Meg Russo and her husband, Justin, run a bookstore in a tiny upstate New York town and are driving their only daughter, Lily, to Ithaca College. She's an accomplished bass player and is attending on a music scholarship. Suddenly, out of nowhere, a car of skinheads pulls up along side them, their phones hanging out the window filming them. In the chaos of trying to get away from them there's an accident, Lily is OK, Meg's arm sustains some permanent damage, but Justin? Justin is dead.
Fast forward several months and Lily is taking a "gap year" and dodging therapy. For that matter, so is Meg - but she is finally reopening the bookstore, although the shadow of Justin is everywhere. Not only that, bizarre things start happening. Out-of-town customers making weird accusations, vandalism, strangers starring at the store, holding out their phones and filming them. As the incidents increase and become more disturbing, Meg and Lily soon stumble across the truth - there's a group of paranoid conspiracy theorists targeting them. Meg's father, a former musician in a moderately successful rock band in the 1970s, was accused of being a Satanist. And Meg, having won a writing contest as a teenager, published a long out of print book titled The Prophesy, that these people think foretold climate change, COVID, and ultimately the end of the world on 12/12/2022. And with 12/12/2022 fast approaching, Meg and Lily begin to suspect that the car accident that killed Justin was no accident at all...
This one takes a while to get going, and it's an instance where I lay much of that blame at the feet of the publisher. Whoever wrote the back cover copy for this book didn't do the author any favors. The first 40% of the book is basically what is set up on the back cover copy - meaning I spent the first 40% going "yeah, yeah, this is all on the back cover - let's move it along." What the reader is waiting for here is the second half, which is when things really start to cook. It's when the conspiracy theorists get much more brazen and we get into life or death stuff. Because these people believe that the only way to save the world from ending on 12/12/2022? Is for Meg and her father to "repent." And repent in this case basically means death. This family has to die in order for the world to survive.
Once we're past the set-up this one basically turns into a white-knuckled paranoia-inducing fever dream. Meg has always felt safe in her small town, the town where she built a life with her family, but it soon becomes evident that some people she thought she could trust? Yeah, she can't trust them. Because this group has members everywhere, even in Meg's own back yard.
I'll be honest, I knew where this one was going before it got there - which just goes to show that either I have serious trust issues or I've read too many suspense novels (probably both). But despite that? I still could not tear myself away. Gaylin can write tension and she slathers it on with a trowel here.

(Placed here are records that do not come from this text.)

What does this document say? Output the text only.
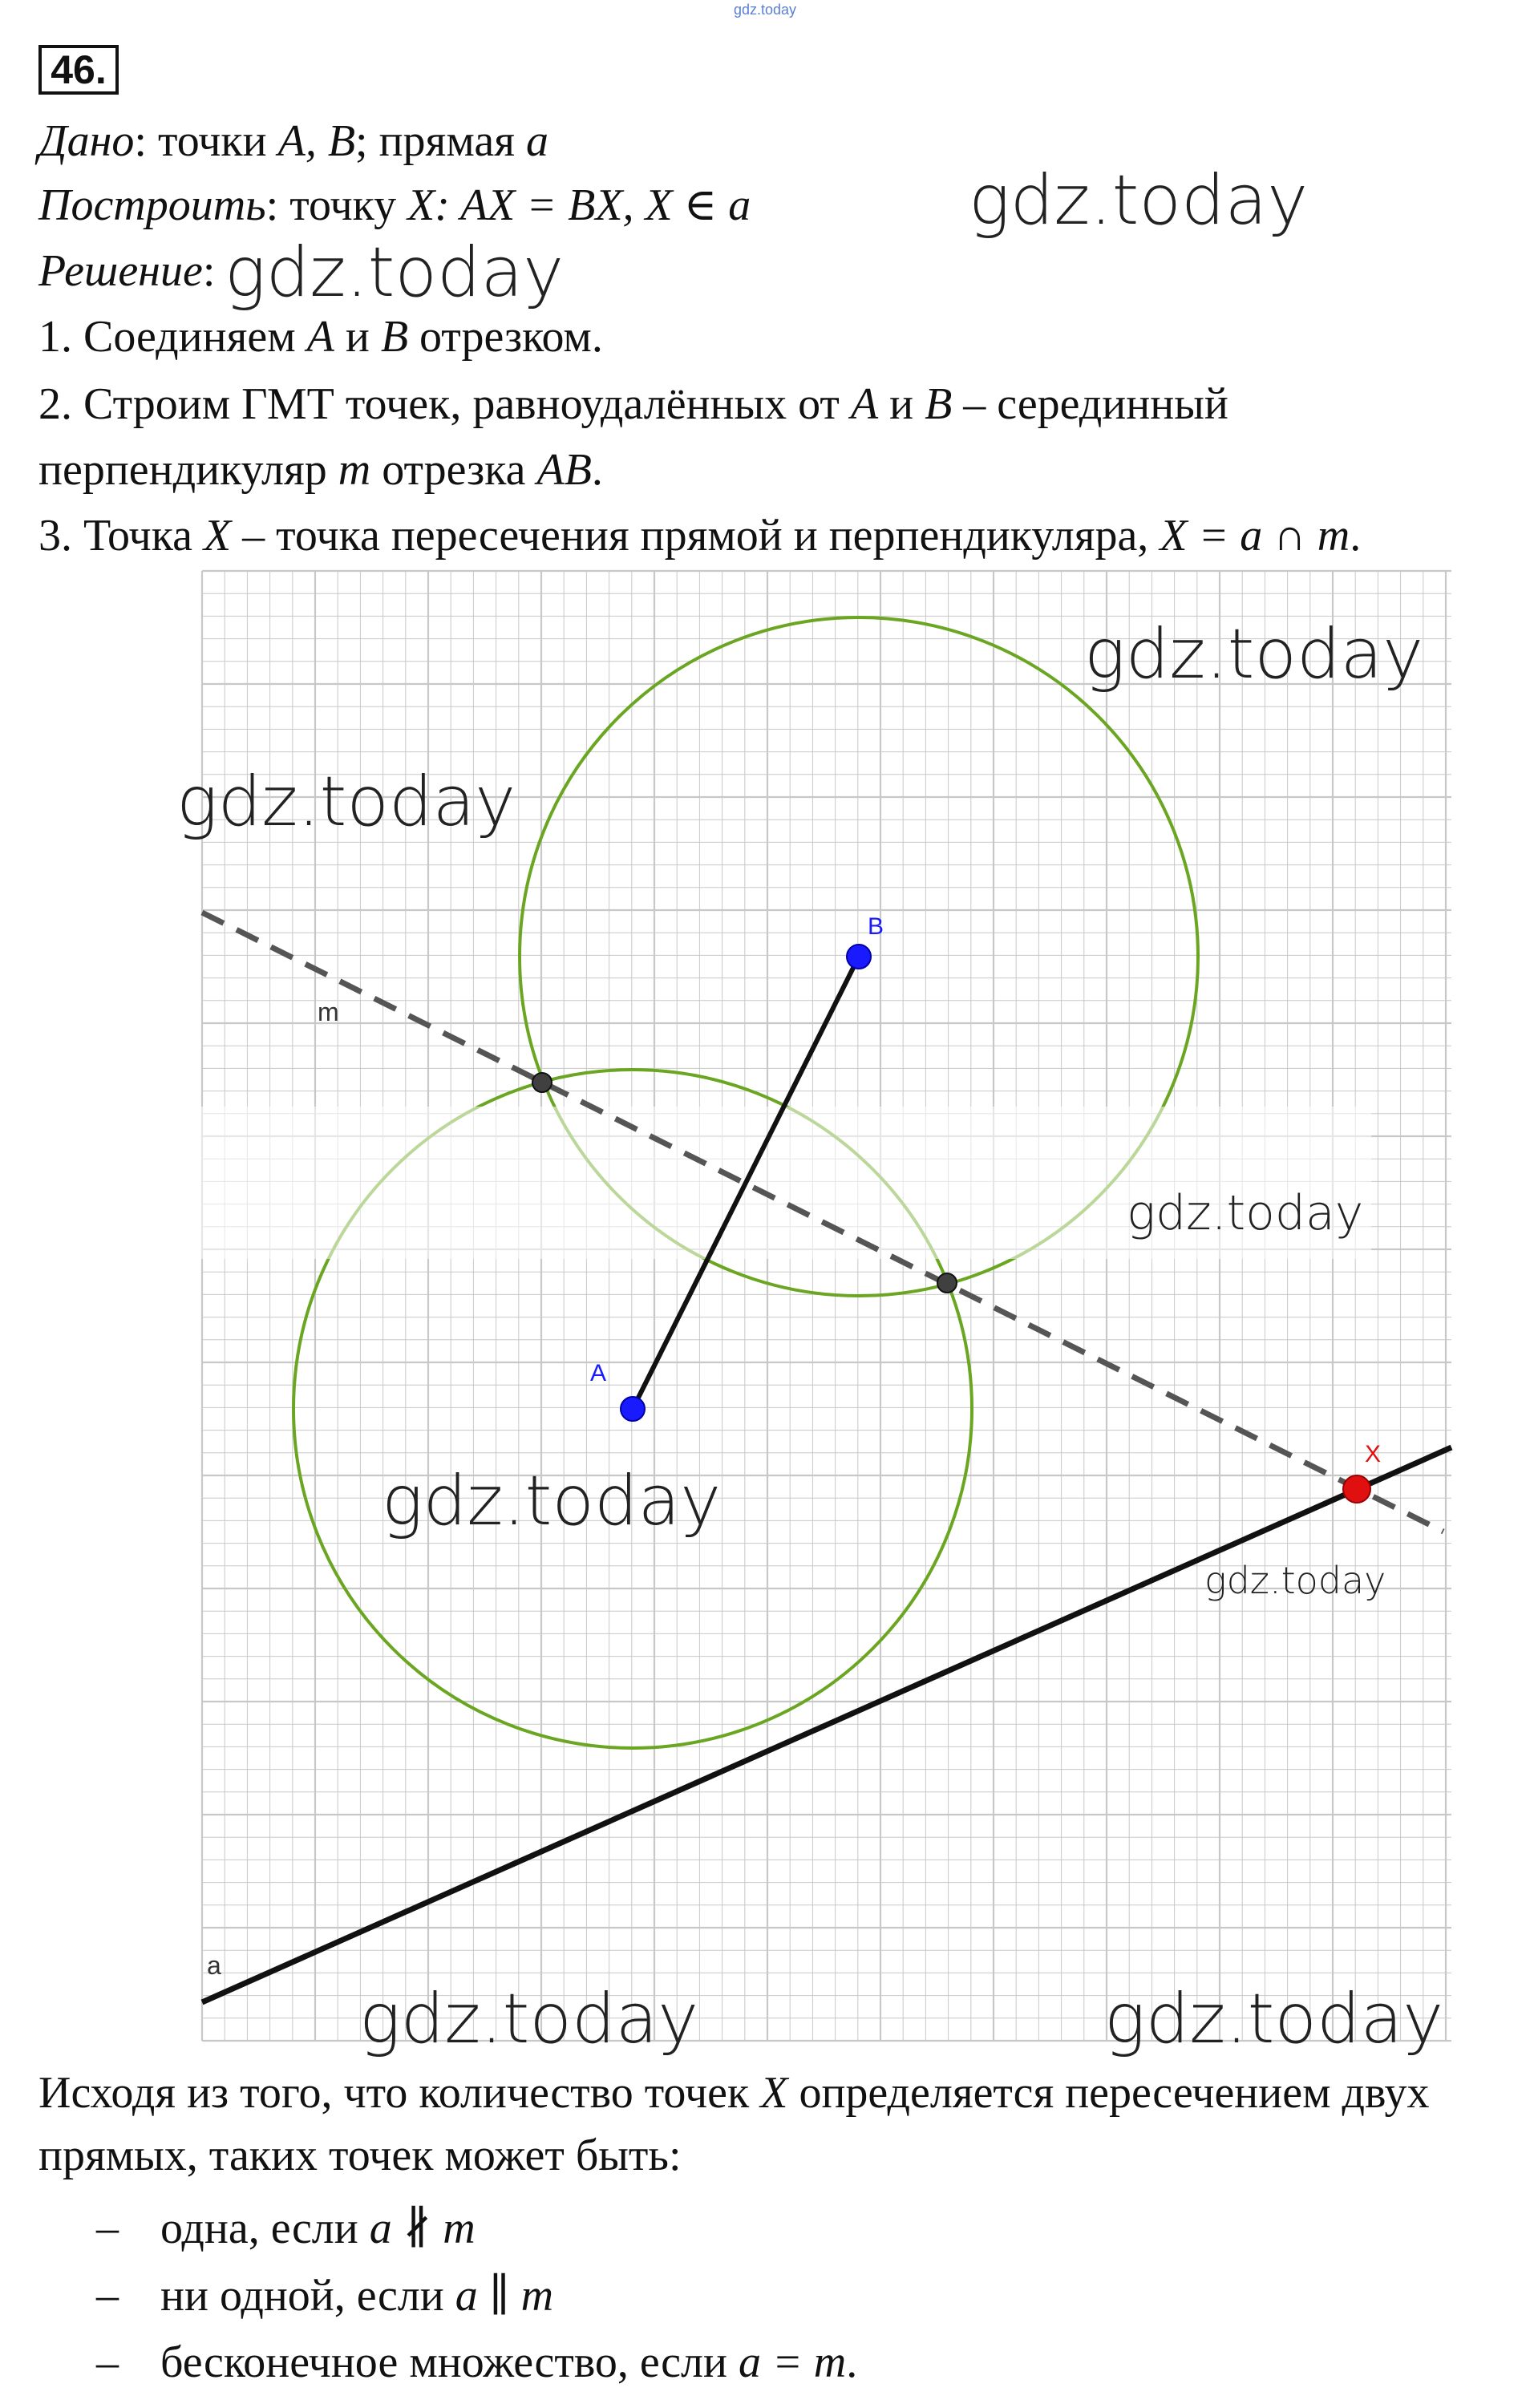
gdz.today
46.
Дано: точки A, B; прямая a
Построить: точку X: AX = BX, X ∈ a
Решение:
1. Соединяем A и B отрезком.
2. Строим ГМТ точек, равноудалённых от A и B – серединный
перпендикуляр m отрезка AB.
3. Точка X – точка пересечения прямой и перпендикуляра, X = a ∩ m.
A
B
X
m
a
gdz.today
gdz.today
gdz.today
gdz.today
gdz.today
gdz.today
gdz.today
gdz.today	gdz.today
Исходя из того, что количество точек X определяется пересечением двух
прямых, таких точек может быть:
– одна, если a ∦ m
– ни одной, если a ∥ m
– бесконечное множество, если a = m.
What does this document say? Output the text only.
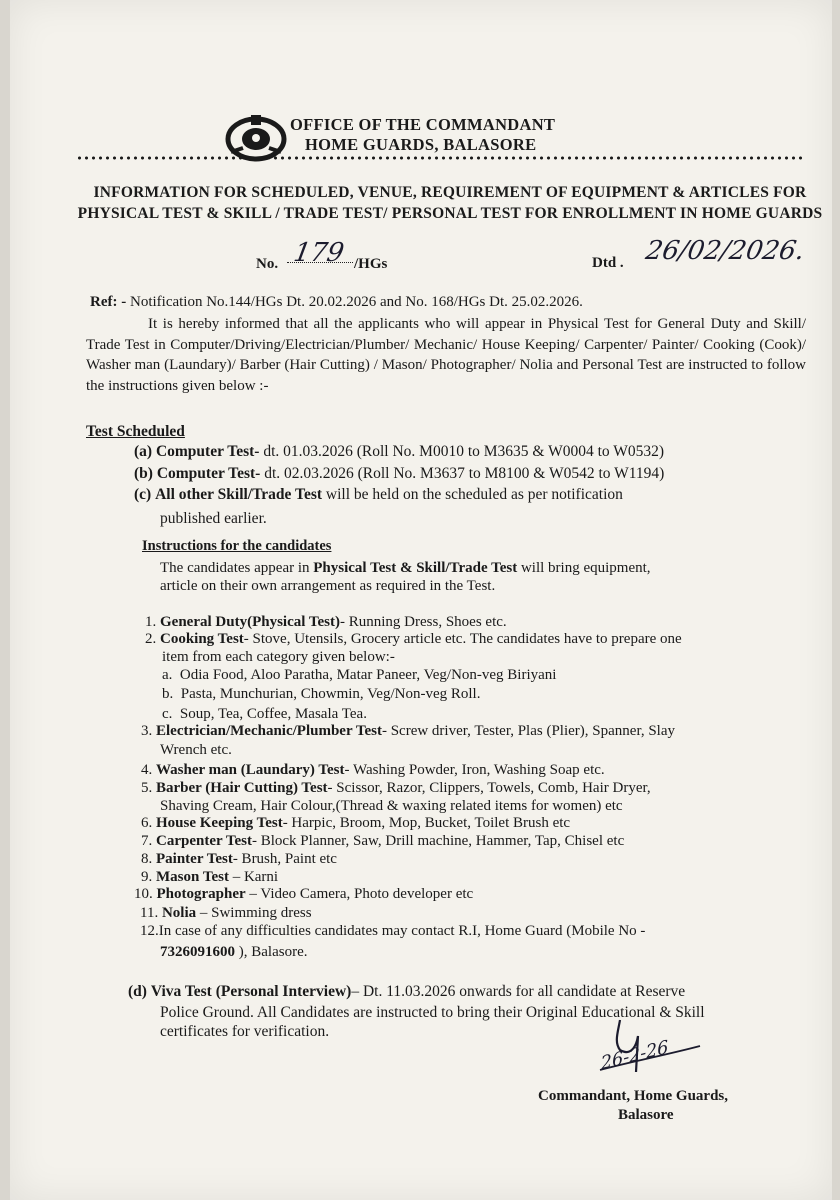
OFFICE OF THE COMMANDANT
HOME GUARDS, BALASORE
INFORMATION FOR SCHEDULED, VENUE, REQUIREMENT OF EQUIPMENT & ARTICLES FOR PHYSICAL TEST & SKILL / TRADE TEST/ PERSONAL TEST FOR ENROLLMENT IN HOME GUARDS
No. 179 /HGs	Dtd . 26/02/2026.
Ref: - Notification No.144/HGs Dt. 20.02.2026 and No. 168/HGs Dt. 25.02.2026.
It is hereby informed that all the applicants who will appear in Physical Test for General Duty and Skill/ Trade Test in Computer/Driving/Electrician/Plumber/ Mechanic/ House Keeping/ Carpenter/ Painter/ Cooking (Cook)/ Washer man (Laundary)/ Barber (Hair Cutting) / Mason/ Photographer/ Nolia and Personal Test are instructed to follow the instructions given below :-
Test Scheduled
(a) Computer Test- dt. 01.03.2026 (Roll No. M0010 to M3635 & W0004 to W0532)
(b) Computer Test- dt. 02.03.2026 (Roll No. M3637 to M8100 & W0542 to W1194)
(c) All other Skill/Trade Test will be held on the scheduled as per notification
published earlier.
Instructions for the candidates
The candidates appear in Physical Test & Skill/Trade Test will bring equipment,
article on their own arrangement as required in the Test.
1. General Duty(Physical Test)- Running Dress, Shoes etc.
2. Cooking Test- Stove, Utensils, Grocery article etc. The candidates have to prepare one
item from each category given below:-
a. Odia Food, Aloo Paratha, Matar Paneer, Veg/Non-veg Biriyani
b. Pasta, Munchurian, Chowmin, Veg/Non-veg Roll.
c. Soup, Tea, Coffee, Masala Tea.
3. Electrician/Mechanic/Plumber Test- Screw driver, Tester, Plas (Plier), Spanner, Slay
Wrench etc.
4. Washer man (Laundary) Test- Washing Powder, Iron, Washing Soap etc.
5. Barber (Hair Cutting) Test- Scissor, Razor, Clippers, Towels, Comb, Hair Dryer,
Shaving Cream, Hair Colour,(Thread & waxing related items for women) etc
6. House Keeping Test- Harpic, Broom, Mop, Bucket, Toilet Brush etc
7. Carpenter Test- Block Planner, Saw, Drill machine, Hammer, Tap, Chisel etc
8. Painter Test- Brush, Paint etc
9. Mason Test – Karni
10. Photographer – Video Camera, Photo developer etc
11. Nolia – Swimming dress
12.In case of any difficulties candidates may contact R.I, Home Guard (Mobile No -
7326091600 ), Balasore.
(d) Viva Test (Personal Interview)– Dt. 11.03.2026 onwards for all candidate at Reserve
Police Ground. All Candidates are instructed to bring their Original Educational & Skill
certificates for verification.
26-2-26
Commandant, Home Guards,
Balasore
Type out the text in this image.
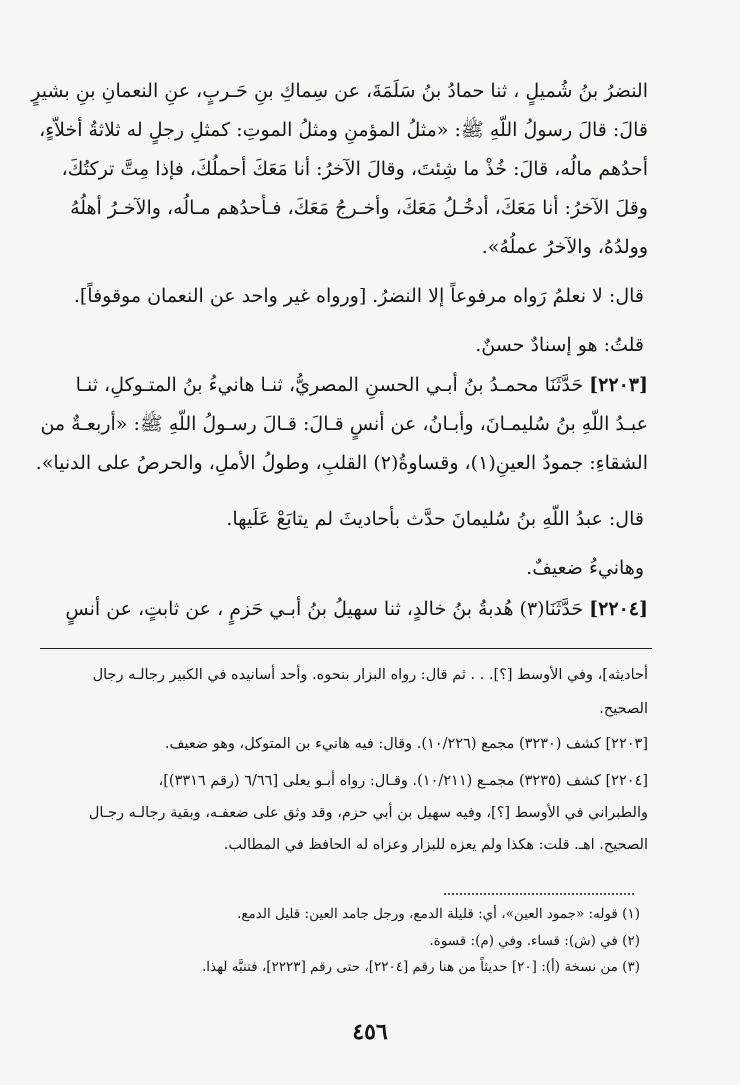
النضرُ بنُ شُميلٍ ، ثنا حمادُ بنُ سَلَمَةَ، عن سِماكِ بنِ حَـربٍ، عنِ النعمانِ بنِ بشيرٍ
قالَ: قالَ رسولُ اللّهِ ﷺ: «مثلُ المؤمنِ ومثلُ الموتِ: كمثلِ رجلٍ له ثلاثةُ أخلاّءٍ،
أحدُهم مالُه، قالَ: خُذْ ما شِئتَ، وقالَ الآخرُ: أنا مَعَكَ أحملُكَ، فإذا مِتَّ تركتُكَ،
وقلَ الآخرُ: أنا مَعَكَ، أدخُـلُ مَعَكَ، وأخـرجُ مَعَكَ، فـأحدُهم مـالُه، والآخـرُ أهلُهُ
وولدُهُ، والآخرُ عملُهُ».
قال: لا نعلمُ رَواه مرفوعاً إلا النضرُ. [ورواه غير واحد عن النعمان موقوفاً].
قلتُ: هو إسنادٌ حسنٌ.
[٢٢٠٣] حَدَّثَنَا محمـدُ بنُ أبـي الحسنِ المصريُّ، ثنـا هانيءُ بنُ المتـوكلِ، ثنـا
عبـدُ اللّهِ بنُ سُليمـانَ، وأبـانُ، عن أنسٍ قـالَ: قـالَ رسـولُ اللّهِ ﷺ: «أربعـةٌ من
الشقاءِ: جمودُ العينِ(١)، وقساوةُ(٢) القلبِ، وطولُ الأملِ، والحرصُ على الدنيا».
قال: عبدُ اللّهِ بنُ سُليمانَ حدَّث بأحاديثَ لم يتابَعْ عَلَيها.
وهانيءُ ضعيفٌ.
[٢٢٠٤] حَدَّثَنَا(٣) هُدبةُ بنُ خالدٍ، ثنا سهيلُ بنُ أبـي حَزمٍ ، عن ثابتٍ، عن أنسٍ
أحاديثه]، وفي الأوسط [؟]. . . ثم قال: رواه البزار بنحوه. وأحد أسانيده في الكبير رجالـه رجال
الصحيح.
[٢٢٠٣] كشف (٣٢٣٠) مجمع (١٠/٢٢٦). وقال: فيه هانيء بن المتوكل، وهو ضعيف.
[٢٢٠٤] كشف (٣٢٣٥) مجمـع (١٠/٢١١). وقـال: رواه أبـو يعلى [٦/٦٦ (رقم ٣٣١٦)]،
والطبراني في الأوسط [؟]، وفيه سهيل بن أبي حزم، وقد وثق على ضعفـه، وبقية رجالـه رجـال
الصحيح. اهـ. قلت: هكذا ولم يعزه للبزار وعزاه له الحافظ في المطالب.
(١) قوله: «جمود العين»، أي: قليلة الدمع، ورجل جامد العين: قليل الدمع.
(٢) في (ش): قساء. وفي (م): قسوة.
(٣) من نسخة (أ): [٢٠] حديثاً من هنا رقم [٢٢٠٤]، حتى رقم [٢٢٢٣]، فتنبَّه لهذا.
٤٥٦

I've been a public librarian for more years than I care to admit and when working a public service desk I used to joke that there wasn't a conspiracy theory I hadn't heard before. But the reality is we live in a world where everything can and is manipulated. That seemingly sane people fall down these rabbit holes and believe the most bizarre nonsense - which is what makes this book so terrifying. It's also a suspense novel that ends on a question - which I normally loathe with every fiber of my being, but Gaylin is getting a pass from me on this one. Why? I mean, how else can you end a book about a group of conspiracy theorists targeting innocent people?
Not my favorite by Gaylin thus far, but well worth the time and a genre book that would make a dynamite book club pick.